I found the following sites helpful during my development, if you want to try out something along similar lines, you will probably find them helpful too.

  • Maven Archetype for Mule Projects from the Morning Java blog. The archetype provides a simple example of a Mule service which is very helpful. It is based on Mule 2.0.0-RC2, but a simple version change in the POM got me set up with the current Mule version (2.2.1 at the time of this writing). In addition, I had to add in the dependency to Lucene and the Mule HTTP Connector (see the POM snippets above).
  • Mule Instance Configuration from the Mule documentation.

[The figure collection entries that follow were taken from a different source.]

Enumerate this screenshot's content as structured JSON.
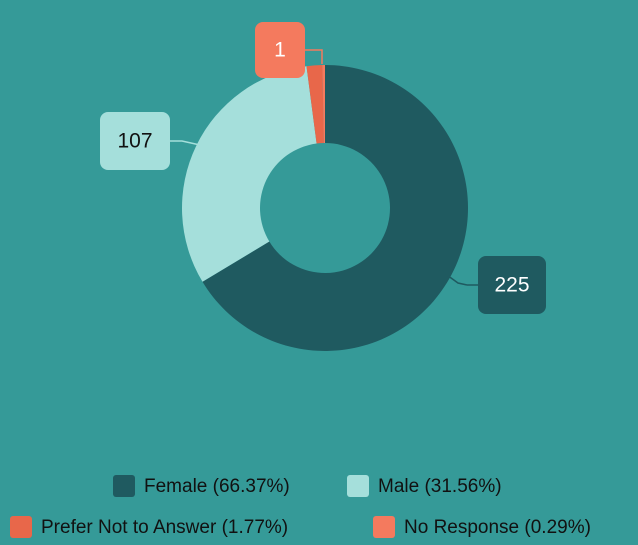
{
  "chart_data": {
    "type": "donut",
    "categories": [
      "Female (66.37%)",
      "Male (31.56%)",
      "Prefer Not to Answer (1.77%)",
      "No Response (0.29%)"
    ],
    "values": [
      225,
      107,
      6,
      1
    ],
    "colors": [
      "#1f5a60",
      "#a5dfdb",
      "#e8674a",
      "#f47a5e"
    ]
  }
}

  • This page provides some information about modeling synchronous request-response style messaging in Mule.
  • A very informative article from InfoQ, written by Jackie Wheeler.
  • This discussion thread provided me with insight about how to handle HTTP connectors in the application.
  • I've been meaning to look at Solr for a while now, and I finally did it before starting on this application, to see if I could use Solr. The Solr Getting Started Guide was very helpful to set up a simple Solr instance which I could experiment with while going through the Solr code and documentation.

4 comments (moderated to prevent spam):

abhirama said...

Why don't you use an embedded HTTP server like jetty?

Sujit Pal said...

Hi abhirama, yes, thats a good idea. I ended up making it a simple webapp (with a war file) - the application I finally ended up with used JSON serialization (instead of XML using XStream) and also provides a single JSP page for fine tuning the query manually before putting it into code, similar to the Solr admin page. Without the admin page, it would have made a lot of sense to use embedded Jetty, thank you for the suggestion.

Ilango said...

Great article.
Do you have the finished webapp. I would love to test.
A few years I had played with Solr and XForms. I would love to see how Solr plays with Mule

Sujit Pal said...

Thanks Ilango. This post is actually using Mule to build a webservice wrapper over Lucene (not Solr). And no, I don't have this webapp anymore, I abandoned this idea in favor of a plain Spring app instead, although that approach isn't live either, since I haven't yet had a chance to convert over all our legacy code to work against a webservice.